Hi, I’m trying to use PanTA, Panaroo, and Roary with the dataset provided by the PanTA paper (Efficient inference of large prokaryotic pangenomes with PanTA). I took the three species files (a tar.gz file) and converted it to a .zip file to upload it to Galaxy.eu. There, I unzipped it using the ‘Unzip a file’ tool, and then I changed the data type of the resulting collection to GFF3.
I am able to pass this collection (with 600 GFF3 files) to each tool, but PanTA and Panaroo don’t work as expected. Panaroo outputs an empty list with 0 datasets, and PanTA says that there must be at least 2 samples, even though the input has about 600 GFF3 files.
Here is the link to the history I am using to test this: Galaxy
I would appreciate it if anyone could help me with this issue, as I am new to Galaxy.
Thanks in advance,
Fernando Martin Garcia
admin edit: fail - "a list with 0 datasets " & “Exception: There must be at least 2 samples” - Inputs not recognized?
I can’t see how the jobs were set up (they weren’t fully shared) but I can see the input collection (both copies). I wondering if the sample names (collection element identifiers) were truncated by the tools due to the format.
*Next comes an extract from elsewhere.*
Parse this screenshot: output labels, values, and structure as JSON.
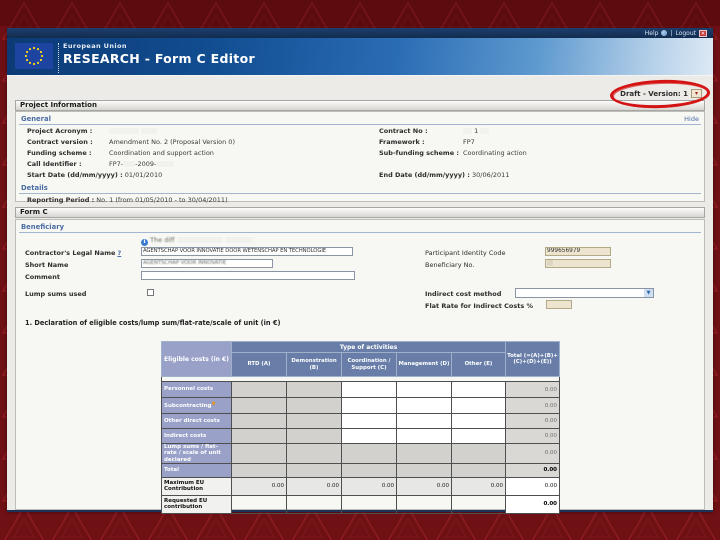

I’ve reorganized the samples with group tags (for the batch groups), and simplified element identifiers (sample names), plus pushed the full original name into a general purpose tag (optional “name” tag – you could modify this to be something else).
I’ve done that for the full batch, then created a downsample set for you to test with (5 samples).
Would you like to run some tests to see if the reorganization was enough to resolve the immediate sample interpretation error? I didn’t notice anything else special about the gff3 files – these look Ok to me from a first pass.
Then, if the job(s) fails again, and you don’t want to share the actual datasets in the history, please capture a screenshot of the job Details view so I can see the tool input/parameter configuration and the full job logs to replicate the job and examine the technical details. We can pull in the EU administrators if this is some server issue but I don’t think that is needed yet.
How to use this history: you can review or you can import to see what I’ve done with the Apply Rules tool and a few other Collection operations manipulations. Remember that you can copy datasets between histories (the top level collection automatically pulls in the elements/files), and use the rerun icon to bring up the original tool form, change the input, and run it yourself on any other subsets you want to try if the downsampling/tagging is interesting to you (and it works!). The icons for collections are at the top after clicking into the collection. Then purge anything not needed once done. Tutorials for these tools are linked at the bottom of the forms but please ask if anything is not clear and I can point you to specific resources.
Great! Let’s start there.
Update: I found one of the older jobs in the deleted set. I’ve started up a test run with the downsample reorganized collection to see what happens! All is in the same history above.
Yes, the issue was with the collection identifiers. The last test in the shared history is still waiting to run but I’m expecting it to be successful, or to at least present with a different error (content, not format).
The exact process will be different for everyone, but the instructions above (extracting and directly applying new identifiers for those who prefer text manipulation utilities) and the examples in the shared history above (using another method) can get you started.
Collection 4331 with the rerun icon to bring up the Apply Rules tool
Thank you very much for the quick and precise reply!
It works now and both Panaroo and PanTA seem to be working fine with the new identifiers, although I tend to do it a bit differently and wanted to ask if this approach is also okay for changing the identifiers?